McArdle is oversimplifying here: Not all tax avoidance is created equal, and some of the most successful avoidance going on these days is certainly the product of “sharp lawyers” bending all sorts of rules.
But it is the nature of rules to be bent. And it is the nature of legislative “fixes” to themselves get bent in the wake of reform efforts. McArdle makes this point, too:
- You can also argue that the government should crack down on all this structuring. But this is precisely backward. Those armies of tax lawyers were raised because of all the earlier attempts to close the loopholes, which made more laws for them to study and exploit. Yet our response is always the same: even more laws to change the earlier laws that aren’t working.

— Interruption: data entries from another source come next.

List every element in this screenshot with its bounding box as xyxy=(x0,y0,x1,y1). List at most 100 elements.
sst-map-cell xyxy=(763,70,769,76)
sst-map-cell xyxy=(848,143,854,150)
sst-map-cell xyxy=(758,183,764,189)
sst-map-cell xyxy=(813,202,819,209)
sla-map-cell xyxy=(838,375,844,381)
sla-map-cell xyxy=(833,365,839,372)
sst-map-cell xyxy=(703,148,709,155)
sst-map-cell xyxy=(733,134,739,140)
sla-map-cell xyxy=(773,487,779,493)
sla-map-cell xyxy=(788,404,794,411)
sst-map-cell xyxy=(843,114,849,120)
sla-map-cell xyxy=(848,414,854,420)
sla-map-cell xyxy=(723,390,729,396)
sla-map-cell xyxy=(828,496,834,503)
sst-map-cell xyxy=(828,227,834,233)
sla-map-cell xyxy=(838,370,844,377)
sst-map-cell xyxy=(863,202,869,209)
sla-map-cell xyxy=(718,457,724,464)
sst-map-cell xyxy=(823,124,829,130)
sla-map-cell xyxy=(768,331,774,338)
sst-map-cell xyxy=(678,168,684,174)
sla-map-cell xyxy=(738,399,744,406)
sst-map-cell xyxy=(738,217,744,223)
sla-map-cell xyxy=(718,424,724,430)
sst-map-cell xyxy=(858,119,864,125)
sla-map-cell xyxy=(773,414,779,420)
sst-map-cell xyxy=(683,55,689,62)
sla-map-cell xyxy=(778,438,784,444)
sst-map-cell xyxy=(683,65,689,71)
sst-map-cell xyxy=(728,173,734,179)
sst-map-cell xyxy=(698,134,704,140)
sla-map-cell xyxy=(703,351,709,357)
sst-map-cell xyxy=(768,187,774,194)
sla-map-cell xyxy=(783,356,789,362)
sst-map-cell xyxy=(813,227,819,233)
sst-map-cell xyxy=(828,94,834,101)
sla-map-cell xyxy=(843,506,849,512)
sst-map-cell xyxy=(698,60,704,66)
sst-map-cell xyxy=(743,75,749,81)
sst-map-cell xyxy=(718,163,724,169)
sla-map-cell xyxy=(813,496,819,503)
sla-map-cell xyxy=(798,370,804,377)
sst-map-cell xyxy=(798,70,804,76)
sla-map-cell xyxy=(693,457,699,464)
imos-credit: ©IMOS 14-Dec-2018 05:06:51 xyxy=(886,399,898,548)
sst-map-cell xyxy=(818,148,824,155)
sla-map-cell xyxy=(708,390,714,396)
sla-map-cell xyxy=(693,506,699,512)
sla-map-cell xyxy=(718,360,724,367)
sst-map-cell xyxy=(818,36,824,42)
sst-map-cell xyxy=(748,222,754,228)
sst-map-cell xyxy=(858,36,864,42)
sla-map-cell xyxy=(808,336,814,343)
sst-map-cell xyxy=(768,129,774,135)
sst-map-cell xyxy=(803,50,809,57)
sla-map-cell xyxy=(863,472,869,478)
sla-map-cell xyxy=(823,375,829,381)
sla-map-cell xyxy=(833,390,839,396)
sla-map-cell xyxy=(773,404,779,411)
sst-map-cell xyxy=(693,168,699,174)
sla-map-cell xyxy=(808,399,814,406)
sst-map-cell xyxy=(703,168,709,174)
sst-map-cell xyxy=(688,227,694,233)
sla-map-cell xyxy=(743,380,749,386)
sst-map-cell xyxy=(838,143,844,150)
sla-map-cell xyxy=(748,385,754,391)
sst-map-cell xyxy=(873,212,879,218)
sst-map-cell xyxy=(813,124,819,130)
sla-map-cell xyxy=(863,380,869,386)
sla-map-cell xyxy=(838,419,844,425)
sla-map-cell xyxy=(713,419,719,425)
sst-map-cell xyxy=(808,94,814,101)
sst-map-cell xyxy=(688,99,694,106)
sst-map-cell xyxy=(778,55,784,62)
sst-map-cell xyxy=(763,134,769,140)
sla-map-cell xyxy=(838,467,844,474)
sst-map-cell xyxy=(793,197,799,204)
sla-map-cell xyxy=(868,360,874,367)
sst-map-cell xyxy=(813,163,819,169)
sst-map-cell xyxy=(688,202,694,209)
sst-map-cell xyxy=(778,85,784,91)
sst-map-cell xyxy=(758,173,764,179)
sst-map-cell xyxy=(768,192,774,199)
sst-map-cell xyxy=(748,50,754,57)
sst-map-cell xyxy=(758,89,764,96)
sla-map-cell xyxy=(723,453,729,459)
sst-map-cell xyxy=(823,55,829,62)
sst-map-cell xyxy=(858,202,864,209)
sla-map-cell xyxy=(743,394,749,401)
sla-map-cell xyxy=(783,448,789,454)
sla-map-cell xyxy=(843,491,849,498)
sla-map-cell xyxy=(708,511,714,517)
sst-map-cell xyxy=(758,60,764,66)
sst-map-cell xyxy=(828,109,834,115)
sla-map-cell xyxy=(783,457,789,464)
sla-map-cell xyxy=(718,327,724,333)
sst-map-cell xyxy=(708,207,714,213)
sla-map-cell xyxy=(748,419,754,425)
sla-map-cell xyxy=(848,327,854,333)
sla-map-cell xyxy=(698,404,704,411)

Again, this is overstated; McArdle’s libertarian sympathies are clearly showing. But she has a point. Tax reform, in the form of legislation, will never “fix” the corporate tax once and for all.
But reform is still worth the effort, even when it’s doomed to fail. Because with any luck, it won’t fail immediately. It will buy time. Smart tax lawyers may find a way to circumvent new rules (that’s their job and obligation, if you ask me). But reform can slow them down. Ultimately, tax reform is a process, not a destination.
Again, I think the corporate income tax is on the way out. But that’s a long-term problem. It doesn’t mean we should throw in the towel right away. The corporate tax may, as McArdle suggests, be an “insane, unwinnable chess game” pitting lawyers against tax collectors. But for the time being, the game is still worth the candle.